Waldinger recommends some steps you can take for a life that reaps the rewards of connecting with others. Renew a relationship that’s gone stale by finding a new activity you can do with your spouse. Take long walks together or schedule date nights. Turn off your computer and go talk to people. Reconnect with family members you haven’t contacted in years and end those long-running family feuds. Lean into relationships with family, friends and your community.

The Harvard Study of Adult Development study began in Boston in the 1930s tracking 268 Harvard sophomores and eventually included research on 456 young men from Boston’s poorest neighborhoods who came from troubled homes but avoided delinquency. Waldinger, who took over in 2003 as the study’s fourth director, widened the study to include wives and children of the original subjects.

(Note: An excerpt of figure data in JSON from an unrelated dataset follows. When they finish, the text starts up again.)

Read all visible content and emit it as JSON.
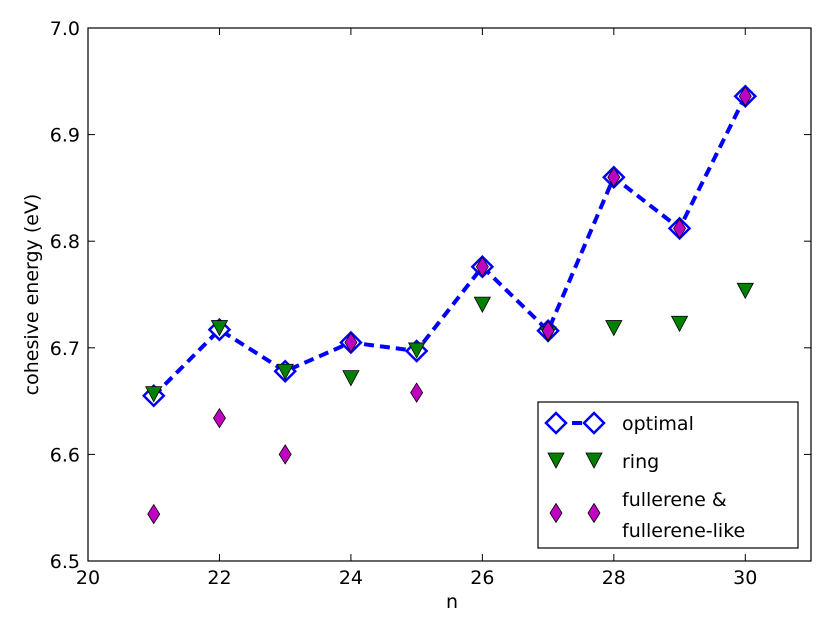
{
  "chart_data": {
    "type": "scatter",
    "title": "",
    "xlabel": "n",
    "ylabel": "cohesive energy (eV)",
    "xlim": [
      20,
      31
    ],
    "ylim": [
      6.5,
      7.0
    ],
    "xticks": [
      "20",
      "22",
      "24",
      "26",
      "28",
      "30"
    ],
    "yticks": [
      "6.5",
      "6.6",
      "6.7",
      "6.8",
      "6.9",
      "7.0"
    ],
    "grid": false,
    "legend_position": "lower-right",
    "series": [
      {
        "name": "optimal",
        "style": "dashed-line-open-diamond",
        "color": "#0000ff",
        "x": [
          21,
          22,
          23,
          24,
          25,
          26,
          27,
          28,
          29,
          30
        ],
        "y": [
          6.655,
          6.717,
          6.678,
          6.705,
          6.697,
          6.776,
          6.716,
          6.86,
          6.812,
          6.936
        ]
      },
      {
        "name": "ring",
        "style": "down-triangle",
        "color": "#008000",
        "x": [
          21,
          22,
          23,
          24,
          25,
          26,
          27,
          28,
          29,
          30
        ],
        "y": [
          6.657,
          6.719,
          6.678,
          6.672,
          6.698,
          6.741,
          6.713,
          6.719,
          6.723,
          6.754
        ]
      },
      {
        "name": "fullerene & fullerene-like",
        "name_lines": [
          "fullerene &",
          "fullerene-like"
        ],
        "style": "filled-diamond",
        "color": "#c000c0",
        "x": [
          21,
          22,
          23,
          24,
          25,
          26,
          27,
          28,
          29,
          30
        ],
        "y": [
          6.544,
          6.634,
          6.6,
          6.705,
          6.658,
          6.776,
          6.716,
          6.86,
          6.812,
          6.936
        ]
      }
    ]
  }
}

Over the course of the research, the study also has shown that the single most important thing you can do to age well physically is to avoid smoking. Another striking finding was that the primary cause of divorce among men in the study was alcohol. Alcohol abuse came before depression instead of depression leading to alcohol abuse, the study found.  The study revealed that sex remained a vital and active part of life longer for liberals than conservatives.

More than 7 million views have hit a recent TED Talk that Waldinger gave on notable findings from the long-running study. Anahad O’Connor reported on Waldinger’s Ted Talk in The Secrets to a Happy Life, From a Harvard Study for The New York Times.